Contre les menaces de Loukachenko, le meilleur allié des travailleurs biélorusses est la classe ouvrière européenne et internationale. Ce n'est pas l'opposition pro-impérialiste autour de Tikhonovksaya, qui tout comme l'UE cherche un arrangement avec le régime de Loukachenko, mais bien les millions de travailleurs en Europe et dans le monde, qui entrent en lutte contre l'ordre social réactionnaire sorti en 1991 de la restauration stalinienne du capitalisme en Europe de l'Est.

Les forces influencées par l'opposition de Tikhonovskaya qui interviennent dans les luttes ouvrières mettent en avant une ligne politique hostile à la classe ouvrière.
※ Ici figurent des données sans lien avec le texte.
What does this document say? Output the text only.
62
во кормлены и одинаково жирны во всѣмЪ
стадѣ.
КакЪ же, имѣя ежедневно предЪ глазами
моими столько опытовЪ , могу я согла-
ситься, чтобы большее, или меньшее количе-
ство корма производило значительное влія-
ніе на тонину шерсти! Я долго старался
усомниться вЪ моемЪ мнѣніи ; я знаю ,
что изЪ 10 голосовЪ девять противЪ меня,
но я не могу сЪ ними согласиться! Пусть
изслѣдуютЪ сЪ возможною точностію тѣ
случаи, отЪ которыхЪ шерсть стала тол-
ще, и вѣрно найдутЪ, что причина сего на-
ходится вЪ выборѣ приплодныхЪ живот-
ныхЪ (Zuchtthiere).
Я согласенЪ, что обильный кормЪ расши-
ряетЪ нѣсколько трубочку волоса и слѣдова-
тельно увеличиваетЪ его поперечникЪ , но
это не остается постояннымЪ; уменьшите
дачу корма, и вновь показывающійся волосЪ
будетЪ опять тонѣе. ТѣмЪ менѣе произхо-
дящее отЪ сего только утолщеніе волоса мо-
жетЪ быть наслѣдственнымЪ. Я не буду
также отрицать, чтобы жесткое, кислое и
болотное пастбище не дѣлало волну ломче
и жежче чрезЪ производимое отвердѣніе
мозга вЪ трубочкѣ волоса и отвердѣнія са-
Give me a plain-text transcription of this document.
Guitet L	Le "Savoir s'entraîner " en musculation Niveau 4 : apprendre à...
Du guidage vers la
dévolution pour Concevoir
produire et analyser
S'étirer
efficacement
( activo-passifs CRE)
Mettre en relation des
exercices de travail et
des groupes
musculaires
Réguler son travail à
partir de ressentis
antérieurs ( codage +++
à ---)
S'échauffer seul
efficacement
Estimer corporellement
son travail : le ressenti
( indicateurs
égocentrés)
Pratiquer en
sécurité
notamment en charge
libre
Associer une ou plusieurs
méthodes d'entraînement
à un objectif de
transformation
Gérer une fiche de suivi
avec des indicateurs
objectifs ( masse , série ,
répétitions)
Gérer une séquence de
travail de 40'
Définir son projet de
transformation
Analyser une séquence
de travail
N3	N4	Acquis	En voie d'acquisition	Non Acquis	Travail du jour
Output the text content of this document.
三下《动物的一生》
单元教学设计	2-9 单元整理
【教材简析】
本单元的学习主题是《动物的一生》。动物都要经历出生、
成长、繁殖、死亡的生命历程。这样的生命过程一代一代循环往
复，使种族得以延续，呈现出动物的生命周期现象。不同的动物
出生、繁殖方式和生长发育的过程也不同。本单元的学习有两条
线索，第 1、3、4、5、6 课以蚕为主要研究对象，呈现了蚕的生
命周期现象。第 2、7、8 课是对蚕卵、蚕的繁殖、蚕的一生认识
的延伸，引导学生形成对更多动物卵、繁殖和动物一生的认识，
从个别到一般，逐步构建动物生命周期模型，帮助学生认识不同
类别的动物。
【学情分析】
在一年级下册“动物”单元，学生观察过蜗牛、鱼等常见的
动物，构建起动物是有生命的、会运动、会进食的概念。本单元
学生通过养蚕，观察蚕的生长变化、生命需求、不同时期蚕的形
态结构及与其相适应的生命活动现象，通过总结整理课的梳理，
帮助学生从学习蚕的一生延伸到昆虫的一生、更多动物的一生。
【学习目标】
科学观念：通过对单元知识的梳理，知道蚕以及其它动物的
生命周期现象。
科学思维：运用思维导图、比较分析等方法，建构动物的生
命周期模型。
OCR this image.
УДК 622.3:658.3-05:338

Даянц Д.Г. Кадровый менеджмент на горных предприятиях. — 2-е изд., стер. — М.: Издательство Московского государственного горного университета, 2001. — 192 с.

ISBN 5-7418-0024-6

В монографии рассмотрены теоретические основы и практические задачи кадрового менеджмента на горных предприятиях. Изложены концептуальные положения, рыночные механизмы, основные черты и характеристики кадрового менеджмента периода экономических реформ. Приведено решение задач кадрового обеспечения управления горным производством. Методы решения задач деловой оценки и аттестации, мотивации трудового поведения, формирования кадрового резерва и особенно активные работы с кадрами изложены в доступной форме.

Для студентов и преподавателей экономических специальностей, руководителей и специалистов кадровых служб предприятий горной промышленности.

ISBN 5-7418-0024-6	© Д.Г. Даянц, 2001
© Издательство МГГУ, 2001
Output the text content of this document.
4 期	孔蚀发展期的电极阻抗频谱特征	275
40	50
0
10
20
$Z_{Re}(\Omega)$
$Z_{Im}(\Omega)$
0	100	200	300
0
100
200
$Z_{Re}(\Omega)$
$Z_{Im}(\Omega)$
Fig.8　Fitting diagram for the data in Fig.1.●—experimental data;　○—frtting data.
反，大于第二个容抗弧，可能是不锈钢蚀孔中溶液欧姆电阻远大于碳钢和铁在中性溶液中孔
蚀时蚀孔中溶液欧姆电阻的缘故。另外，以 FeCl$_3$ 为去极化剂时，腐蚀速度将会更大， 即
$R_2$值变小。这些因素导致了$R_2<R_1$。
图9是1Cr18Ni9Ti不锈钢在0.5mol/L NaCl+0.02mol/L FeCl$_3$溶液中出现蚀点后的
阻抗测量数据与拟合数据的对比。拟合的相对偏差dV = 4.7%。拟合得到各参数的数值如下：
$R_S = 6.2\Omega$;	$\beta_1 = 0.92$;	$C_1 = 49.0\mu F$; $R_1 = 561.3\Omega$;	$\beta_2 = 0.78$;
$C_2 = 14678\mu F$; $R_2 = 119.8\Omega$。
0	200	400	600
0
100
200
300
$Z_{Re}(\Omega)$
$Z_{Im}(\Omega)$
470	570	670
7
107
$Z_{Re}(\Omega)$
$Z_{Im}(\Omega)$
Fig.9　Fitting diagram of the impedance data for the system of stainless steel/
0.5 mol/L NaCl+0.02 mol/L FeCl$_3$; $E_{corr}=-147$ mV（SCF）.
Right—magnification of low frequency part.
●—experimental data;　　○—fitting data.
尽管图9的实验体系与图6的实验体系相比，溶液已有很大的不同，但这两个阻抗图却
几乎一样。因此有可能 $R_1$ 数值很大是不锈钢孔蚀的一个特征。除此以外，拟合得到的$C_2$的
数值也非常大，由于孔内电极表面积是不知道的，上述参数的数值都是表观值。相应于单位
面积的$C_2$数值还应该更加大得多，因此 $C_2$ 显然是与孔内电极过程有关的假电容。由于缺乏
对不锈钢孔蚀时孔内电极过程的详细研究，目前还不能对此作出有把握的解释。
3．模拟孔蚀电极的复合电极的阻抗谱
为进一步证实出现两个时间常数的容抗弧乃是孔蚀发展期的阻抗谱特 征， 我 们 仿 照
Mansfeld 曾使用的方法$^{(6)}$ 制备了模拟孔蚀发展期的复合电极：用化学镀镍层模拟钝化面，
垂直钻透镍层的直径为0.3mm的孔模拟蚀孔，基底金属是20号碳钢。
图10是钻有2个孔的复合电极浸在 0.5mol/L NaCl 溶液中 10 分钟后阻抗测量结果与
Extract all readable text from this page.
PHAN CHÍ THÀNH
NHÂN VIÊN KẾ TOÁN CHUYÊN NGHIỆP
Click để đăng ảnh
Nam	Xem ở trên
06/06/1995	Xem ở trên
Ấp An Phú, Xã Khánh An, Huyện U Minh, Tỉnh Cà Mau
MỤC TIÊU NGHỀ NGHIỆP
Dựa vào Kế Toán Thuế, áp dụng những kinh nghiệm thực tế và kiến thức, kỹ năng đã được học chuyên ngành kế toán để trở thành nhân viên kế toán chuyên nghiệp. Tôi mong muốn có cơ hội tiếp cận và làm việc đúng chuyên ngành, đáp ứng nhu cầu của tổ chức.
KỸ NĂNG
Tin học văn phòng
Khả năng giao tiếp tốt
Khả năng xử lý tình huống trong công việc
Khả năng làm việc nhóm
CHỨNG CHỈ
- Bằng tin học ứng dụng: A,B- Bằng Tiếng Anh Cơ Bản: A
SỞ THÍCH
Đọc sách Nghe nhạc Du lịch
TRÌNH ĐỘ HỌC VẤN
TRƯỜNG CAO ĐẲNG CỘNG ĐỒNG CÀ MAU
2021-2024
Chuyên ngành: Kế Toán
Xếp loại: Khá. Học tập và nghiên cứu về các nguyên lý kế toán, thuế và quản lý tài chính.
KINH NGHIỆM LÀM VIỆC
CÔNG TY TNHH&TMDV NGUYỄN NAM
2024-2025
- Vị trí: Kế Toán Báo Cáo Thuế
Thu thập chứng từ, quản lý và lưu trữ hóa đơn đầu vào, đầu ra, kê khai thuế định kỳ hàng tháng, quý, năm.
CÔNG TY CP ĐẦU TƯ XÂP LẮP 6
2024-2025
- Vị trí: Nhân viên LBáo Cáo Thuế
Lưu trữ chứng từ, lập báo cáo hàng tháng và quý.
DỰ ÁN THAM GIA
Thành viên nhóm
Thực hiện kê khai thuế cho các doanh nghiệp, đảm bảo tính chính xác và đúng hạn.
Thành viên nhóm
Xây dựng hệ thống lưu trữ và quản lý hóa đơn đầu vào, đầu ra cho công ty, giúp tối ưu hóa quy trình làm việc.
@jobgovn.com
Gleb Sandros, cité dans des reportages comme porte-parole du comité de grève de Belaruskali, a expliqué qu'il espérait que la grève de la potasse provoquerait un effondrement de la monnaie biélorusse sur les marchés mondiaux: «La question cruciale ici est de punir le gouvernement à travers le rouble. »

Il a déclaré au site Web Global Voices, lié au groupe de réflexion New America de Washington, qu'il espérait qu'un effondrement économique ferait honte aux travailleurs et les pousserait à soutenir l'opposition biélorusse: «Si la crise économique en Biélorussie, dont nous pouvons maintenant parler à juste titre, s'intensifie, alors cela motivera plus de gens – et je veux dire les travailleurs – à se réveiller et à jeter un regard sobre sur la situation et sur leur conscience. »

Les plans visant à exploiter les luttes ouvrières pour provoquer une thérapie de choc capitaliste et un changement de régime soutenu par l'impérialisme sont réactionnaires et n'apportent rien aux travailleurs. La voie à suivre est une lutte internationale basée sur une opposition révolutionnaire et socialiste à Loukachenko, à Poutine, à l'opposition soutenue par l'UE et à l'UE elle-même, basée sur une lutte commune de la classe ouvrière pour des États socialistes unis d'Europe.